= Columbus Castings =

American manufacturer

Buckeye Steel Castings was a steel manufacturer based in Columbus, Ohio best known for its longtime president, Samuel P. Bush, the grandfather of President George H. W. Bush and great-grandfather of President George W. Bush.

Buckeye, named for the Ohio Buckeye tree, was founded in Columbus as the Murray-Hayden Foundry, which originally produced iron farm implements. After Finding success in manufacturing iron railroad car couplers, the company changed its name to the Buckeye Automatic Car Coupler Company in 1891 and later to the Buckeye Malleable Iron and Coupler Company in 1894. Growing demand for stronger coupling assemblies eventually led to a transition to steel production and the adoption of the name Buckeye Steel Castings.
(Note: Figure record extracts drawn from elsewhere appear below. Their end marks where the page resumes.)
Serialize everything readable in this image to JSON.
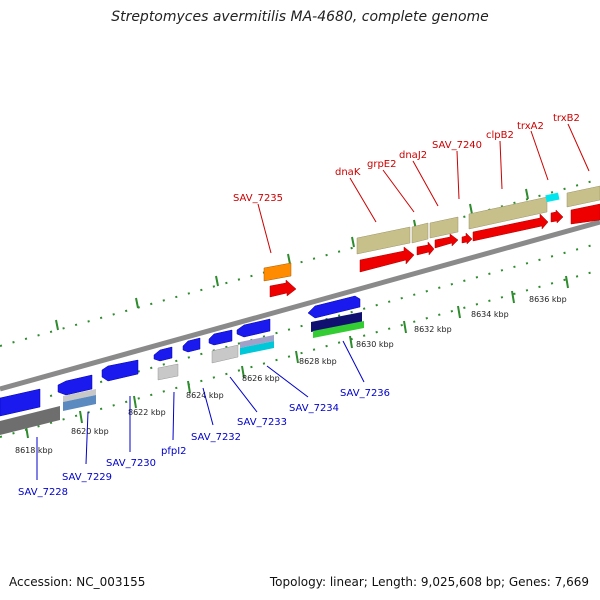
{
  "title": "Streptomyces avermitilis MA-4680, complete genome",
  "footer": {
    "accession": "Accession: NC_003155",
    "summary": "Topology: linear; Length: 9,025,608 bp; Genes: 7,669"
  },
  "colors": {
    "backbone": "#8a8a8a",
    "tick": "#2e8b2e",
    "plus_label": "#cc0000",
    "minus_label": "#0000cc",
    "gene_red": "#ee0000",
    "gene_blue": "#1a1aee",
    "gene_tan": "#c8c08a",
    "gene_orange": "#ff8c00",
    "gene_cyan": "#00e5ee",
    "gene_gray": "#c8c8c8"
  },
  "scale_labels": [
    "8618 kbp",
    "8620 kbp",
    "8622 kbp",
    "8624 kbp",
    "8626 kbp",
    "8628 kbp",
    "8630 kbp",
    "8632 kbp",
    "8634 kbp",
    "8636 kbp"
  ],
  "plus_genes": [
    "SAV_7235",
    "dnaK",
    "grpE2",
    "dnaJ2",
    "SAV_7240",
    "clpB2",
    "trxA2",
    "trxB2"
  ],
  "minus_genes": [
    "SAV_7228",
    "SAV_7229",
    "SAV_7230",
    "pfpI2",
    "SAV_7232",
    "SAV_7233",
    "SAV_7234",
    "SAV_7236"
  ]
}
The business was closely associated with rail baron E.H. Harriman, and for some time, was controlled by Frank Rockefeller, the brother of oil magnate John D. Rockefeller. In 1901, Buckeye hired Samuel Prescott "S.P." Bush as general manager. Bush. A graduate of Stevens Institute of Technology, Bush had advanced from apprentice mechanic at the locally based Pittsburgh, Cincinnati, Chicago and St. Louis Railroad to superintendent of motive power at that railroad, and, briefly, the Milwaukee Road.

In 1908, following Rockefeller's departure, Bush became president, a position he held until 1928. During this tenure, he gained recognition as a leading industrialist and exercised political influence in Washington, D.C.
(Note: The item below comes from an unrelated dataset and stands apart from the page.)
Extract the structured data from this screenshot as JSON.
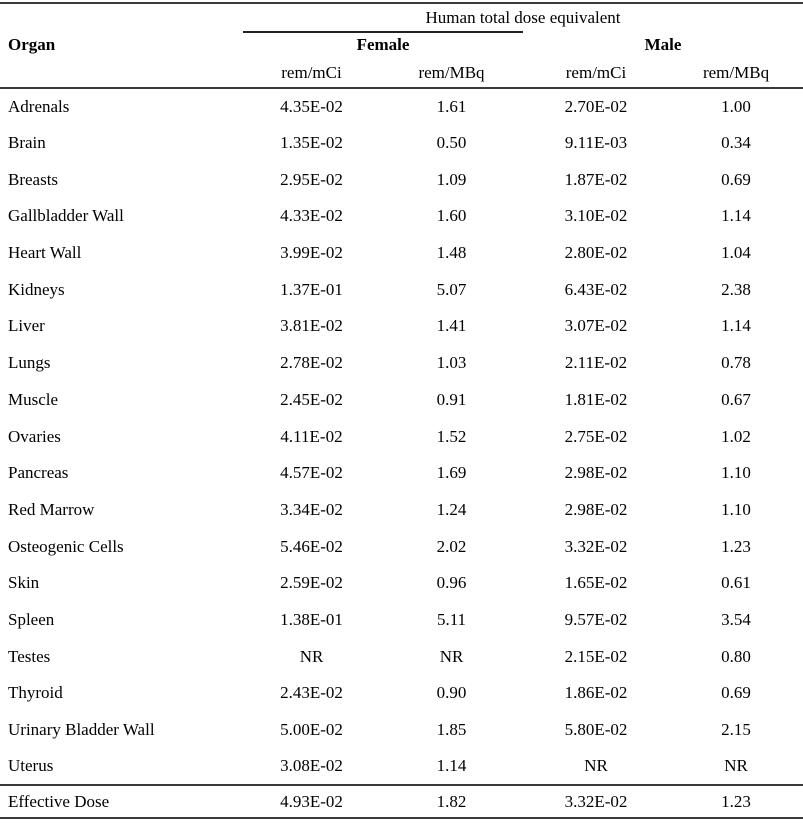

Bush had a progressive business outlook for his time and implemented many modern management practices, along with a notably generous working environment.

In 1967, the parent company Buckeye International, Inc. was established and was later acquired in 1980 by Worthington Industries through a stock merger. Worthington sold Buckeye Steel in 1999, and the company filed for bankruptcy in 2002.

Following the bankruptcy, former Worthington president Donald Malenick led an investment group that purchased Buckeye’s assets and reopened the business as Columbus Steel Castings. The company again closed after filing for bankruptcy in 2016.